Iced water sellers melted away as improved power supplies made fridges viable; bus conductors lost out in the revamp of the city’s transportation network; and landline phone stalls are a relic in the mobile era.

But Pansodan, the beating heart of Myanmar’s biggest city, remains home to obscure professions and evokes nostalgia among those who have plied their trade for decades along the potholed pavements below aging colonial architecture.

Built by the British and once called Phayre Street, the downtown artery runs south from the train station to the river, where traders arrive by morning ferry.

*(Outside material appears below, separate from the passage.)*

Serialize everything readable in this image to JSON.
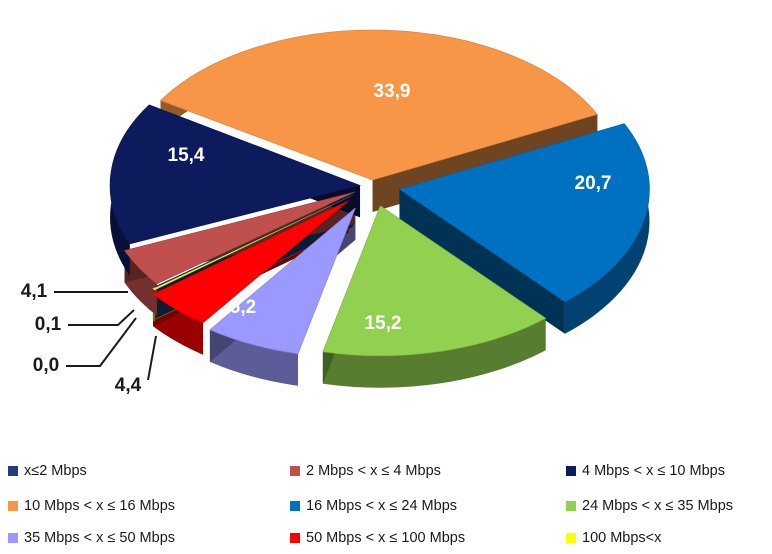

Sitting among plungers, pipes and a spare toilet lid serving as an advertisement for his services, Min Aung is a veteran of Yangon’s small army of streetside plumbers who still find work in the rapidly modernizing commercial capital.

“As long as there are toilets, there is work for us,” the 58-year-old said, puffing a cheroot as morning traffic whooshes by.

Close by is Khin Ohn Myint, 47, who provides quick manicures, fixes ingrown toenails and syringes ears to remove wax buildup.

“I didn’t have money to invest in other businesses, so I did this for a living,” she says, smiling.

Earning around $10 a day, she has put her children through university so they can pursue other careers.

She says she enjoys helping relieve people’s suffering and has even had to remove the occasional cockroach from a customer’s ear.

“Pansodan is a historic street for us,” she says as she digs out a piece of dirt from under a customer’s toenail.

The street is also famous for its pavement booksellers whose offerings include everything from 19th-century literary classics to tomes on Myanmar’s real estate laws and taboo subjects like the Rohingya crisis.